Hannah Seyb, a recent graduate of the Teacher Education Program at UC Santa Barbara’s Gevirtz School, was named a Knowles Science Teaching Foundation Fellow for 2016. The KSTF Teaching Fellowships, a five-year program, supports, sustains, and inspires exceptional young men and women committed to making a difference as science and mathematics teachers in U.S. high schools. The program provides financial support for tuition assistance, grants, and professional development; professional support in the form of meetings, mentoring, and resources; and a strong, like-minded community of outstanding professional teachers.

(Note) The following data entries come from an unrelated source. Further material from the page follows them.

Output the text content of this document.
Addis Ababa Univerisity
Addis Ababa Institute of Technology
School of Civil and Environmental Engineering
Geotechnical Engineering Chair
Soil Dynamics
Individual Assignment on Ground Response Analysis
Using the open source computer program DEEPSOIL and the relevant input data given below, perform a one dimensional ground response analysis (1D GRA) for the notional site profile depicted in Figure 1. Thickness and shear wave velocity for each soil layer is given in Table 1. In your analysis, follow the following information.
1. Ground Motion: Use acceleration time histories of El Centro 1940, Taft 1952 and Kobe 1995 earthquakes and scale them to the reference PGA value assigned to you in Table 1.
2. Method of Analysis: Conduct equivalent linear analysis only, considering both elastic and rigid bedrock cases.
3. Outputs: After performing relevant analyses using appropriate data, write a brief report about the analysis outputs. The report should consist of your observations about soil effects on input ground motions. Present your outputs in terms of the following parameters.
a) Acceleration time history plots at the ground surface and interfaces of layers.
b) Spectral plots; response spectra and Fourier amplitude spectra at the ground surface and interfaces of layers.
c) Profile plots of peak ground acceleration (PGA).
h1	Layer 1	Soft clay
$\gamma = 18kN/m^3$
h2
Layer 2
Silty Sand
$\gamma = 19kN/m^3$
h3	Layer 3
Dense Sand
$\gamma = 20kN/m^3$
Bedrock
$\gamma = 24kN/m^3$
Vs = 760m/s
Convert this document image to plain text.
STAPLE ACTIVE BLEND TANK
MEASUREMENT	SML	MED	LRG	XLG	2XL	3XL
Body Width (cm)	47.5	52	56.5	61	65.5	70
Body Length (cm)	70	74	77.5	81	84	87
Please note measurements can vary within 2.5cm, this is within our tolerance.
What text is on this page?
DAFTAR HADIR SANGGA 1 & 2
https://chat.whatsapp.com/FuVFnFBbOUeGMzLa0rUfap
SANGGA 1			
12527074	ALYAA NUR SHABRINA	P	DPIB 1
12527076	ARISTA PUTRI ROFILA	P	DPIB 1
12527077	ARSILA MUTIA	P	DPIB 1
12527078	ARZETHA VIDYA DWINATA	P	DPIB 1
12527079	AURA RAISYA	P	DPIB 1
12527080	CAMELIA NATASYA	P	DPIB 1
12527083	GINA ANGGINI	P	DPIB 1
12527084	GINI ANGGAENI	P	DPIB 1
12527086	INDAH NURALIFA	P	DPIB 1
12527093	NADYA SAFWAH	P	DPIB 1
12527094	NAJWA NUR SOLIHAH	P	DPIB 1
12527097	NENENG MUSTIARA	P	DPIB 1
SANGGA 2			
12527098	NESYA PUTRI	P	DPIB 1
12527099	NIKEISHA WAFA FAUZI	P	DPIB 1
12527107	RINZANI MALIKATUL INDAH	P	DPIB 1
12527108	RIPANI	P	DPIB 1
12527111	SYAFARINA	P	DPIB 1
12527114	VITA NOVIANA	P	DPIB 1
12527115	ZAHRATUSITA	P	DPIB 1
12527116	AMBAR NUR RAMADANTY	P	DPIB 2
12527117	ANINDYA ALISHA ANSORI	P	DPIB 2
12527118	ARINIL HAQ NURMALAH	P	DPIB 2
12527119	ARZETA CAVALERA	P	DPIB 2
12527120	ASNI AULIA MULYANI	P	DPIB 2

Seyb is one of only 34 recipients of the teaching fellowships awarded to early-career, high school mathematics and science teachers this year.
Seyb is committed to teaching physics to high school students in the U.S. She earned a Bachelor of Science in physics from Guilford College in 2012 and a M.Ed. and a single subject teaching credential from UC Santa Barbara in 2016. At UCSB she was a 2015-16 CalTeach Physical Sciences and Engineering (CTPSE) Noyce Scholar. Seyb will begin her first year of teaching at Shadow Hills High School in Indio, Calif., this fall.
The Knowles Science Teaching Foundation was established in 1999 by Janet H. and C. Harry Knowles to cultivate and support exemplary science and mathematics high school teachers and develop the next generation of leaders in education.